Health Care Workers and Hospitals Need Help
The novel coronavirus patients (COVID-19) has been aptly described as a war. And it’s unconscionable that health care workers at hospitals throughout the country are not provided the necessary personal protective equipment (PPEs) to keep them safe.
Health care workers are at the greatest risk. In hot spots, they encounter COVID-19 patients daily and typically work in close proximity to one another. Long hours and stress combined also contribute to making their immune systems more vulnerable than normal.
The number of health care workers contracting COVID-19 keeps rising, and already hundreds have been exposed and sent home to self-quarantine.
Hospital workers have been desperately pleading for N95 masks, gowns, and gloves for weeks. But the federal government has been slow to respond, putting health care professionals on the frontlines unnecessarily at risk.
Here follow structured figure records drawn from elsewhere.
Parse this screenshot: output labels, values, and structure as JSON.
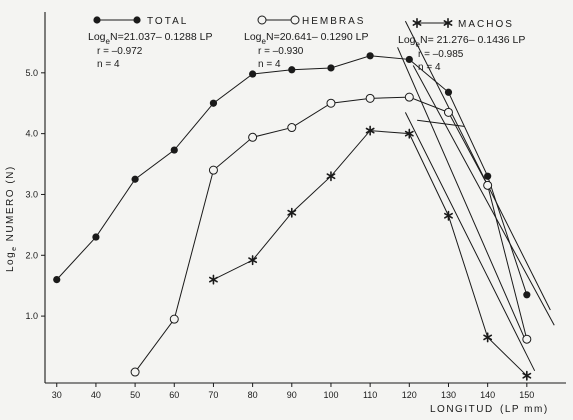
{
  "chart_data": {
    "type": "line",
    "xlabel": "LONGITUD",
    "xunit": "(LP mm)",
    "ylabel_prefix": "Log",
    "ylabel_sub": "e",
    "ylabel": "NUMERO (N)",
    "xlim": [
      27,
      160
    ],
    "ylim": [
      -0.1,
      6.0
    ],
    "xticks": [
      30,
      40,
      50,
      60,
      70,
      80,
      90,
      100,
      110,
      120,
      130,
      140,
      150
    ],
    "yticks": [
      1.0,
      2.0,
      3.0,
      4.0,
      5.0
    ],
    "ytick_labels": [
      "1.0",
      "2.0",
      "3.0",
      "4.0",
      "5.0"
    ],
    "grid": false,
    "series": [
      {
        "name": "TOTAL",
        "marker": "filled-circle",
        "x": [
          30,
          40,
          50,
          60,
          70,
          80,
          90,
          100,
          110,
          120,
          130,
          140,
          150
        ],
        "y": [
          1.6,
          2.3,
          3.25,
          3.73,
          4.5,
          4.98,
          5.05,
          5.08,
          5.28,
          5.22,
          4.68,
          3.3,
          1.35
        ]
      },
      {
        "name": "HEMBRAS",
        "marker": "open-circle",
        "x": [
          50,
          60,
          70,
          80,
          90,
          100,
          110,
          120,
          130,
          140,
          150
        ],
        "y": [
          0.08,
          0.95,
          3.4,
          3.94,
          4.1,
          4.5,
          4.58,
          4.6,
          4.35,
          3.15,
          0.62
        ]
      },
      {
        "name": "MACHOS",
        "marker": "star",
        "x": [
          70,
          80,
          90,
          100,
          110,
          120,
          130,
          140,
          150
        ],
        "y": [
          1.6,
          1.92,
          2.7,
          3.3,
          4.05,
          4.0,
          2.65,
          0.65,
          0.02
        ]
      }
    ],
    "regressions": [
      {
        "x": [
          119,
          156
        ],
        "y": [
          5.85,
          1.1
        ]
      },
      {
        "x": [
          121,
          157
        ],
        "y": [
          5.12,
          0.85
        ]
      },
      {
        "x": [
          119,
          152
        ],
        "y": [
          4.35,
          0.1
        ]
      },
      {
        "x": [
          117,
          150
        ],
        "y": [
          5.42,
          0.55
        ]
      },
      {
        "x": [
          122,
          134
        ],
        "y": [
          4.22,
          4.12
        ]
      }
    ]
  },
  "legend": {
    "total": {
      "title": "TOTAL",
      "eq_prefix": "Log",
      "eq_sub": "e",
      "eq": "N=21.037– 0.1288 LP",
      "r": "r = –0.972",
      "n": "n = 4"
    },
    "hembras": {
      "title": "HEMBRAS",
      "eq_prefix": "Log",
      "eq_sub": "e",
      "eq": "N=20.641– 0.1290 LP",
      "r": "r = –0.930",
      "n": "n = 4"
    },
    "machos": {
      "title": "MACHOS",
      "eq_prefix": "Log",
      "eq_sub": "e",
      "eq": "N= 21.276– 0.1436 LP",
      "r": "r = –0.985",
      "n": "n = 4"
    }
  },
  "colors": {
    "ink": "#1a1a1a",
    "paper": "#f4f4f2"
  }
}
“It’s high anxiety,” said Sal Rosselli, president of the National Union of Healthcare Workers. “There’s a lack of confidence that the industry is prepared to adequately provide a safe environment for patients that have the virus and for patients that don’t have the virus, and provide safe working conditions for the people caring for them.”
Hospital workers complain about having to reuse masks beyond what is considered safe. When mask orders come in, often they are used up by the end of the day. The cost of masks also has gone up from about 50 cents each, to as high as $7 a mask, hospital administrators report.
Confidence is even low on the government’s side responding to the national shortage of PPEs. Homeland Security advisor said, “I worry about our health care providers who are in the trenches because any one of them could end up suffering an onslaught of more demand than they have supply. And in a medical capacity when that happens, people can die – and often they do.”
One example is Kious Jordon Kelly, a nursing manager at Mount Sinai West who had been treating COVID-19 in New York, the nation’s current epicenter of the pandemic. Kelly contracted the virus himself and died just one week after being admitted to the hospital. He was only in his 40s.
Mount Sinai West released a statement: “We are deeply saddened by the passing of a beloved member of our nursing staff. The safety of our staff and patients has never been of greater importance and we are taking every precaution possible to protect everyone. But this growing crisis is not abating and has already devasted hundreds of families in New York and turned our frontline professionals into true American heroes.”
The U.S. Better Prepare
If the federal government doesn’t step in and move swiftly, health care workers in the U.S. could suffer the same fate as other countries’ health care workers. In China, nearly 3,400 healthcare workers have contracted the virus; 13 have died. In Italy, at last 2,629 health care workers – roughly 8.3 percent of all cases in that country – have contracted COVID-19 from working with inadequate equipment or being exposed to asymptomatic carriers. In Italy, more than 50 health care workers died from COVID-19.
Hospitals share of Stimulus Package
The recently passed $2 trillion coronavirus bill includes $100 billion for hospitals, which will help immensely, even as late as it is.
Hospital CEOs must still determine what the money can be used for and how it can be given out. Among some of the approved uses: for COVID-19 efforts and resources, such as setting up tents and getting test kits, respirators and PPEs, as well as revenue losses which would include payroll.
The federal stimulus measures will give hospitals that treat Medicare COVID-19 patients a 20% payment increase for all services provided.
Critics of the stimulus package say hospitals should have gotten more. Big corporations, without the urgent demands as hospitals, will receive close to $500 trillion in bail out money. The airlines industry will receive $60 billion.
The bill also took too long to pass. Instead of waiting to iron out how much other corporations and the public would get, lawmakers should have passed a separate emergency bill first to fund hospitals immediately.
Other high-risk groups
Besides the vital work health care workers are providing, other workers putting themselves at risk daily by providing essential services during the pandemic must also be helped. Some of these workers include cashiers, maids, janitors, police, paramedics, firefighters, garbage collectors, couriers-delivery, health home-aides, fast-food workers and drivers for passengers and truck drivers delivering goods.
Most first responders have adequate sick leave and health insurance, but some of these lower-wage workers have no sick leave or even health insurance. The government must think ahead and help these workers. They’re also putting their health at risk for the benefit of the public. Grocery store cashiers, fast-food workers, truck drivers (transporting all goods) are keeping us fed. It’s time they, too, receive the respect and protection they deserve.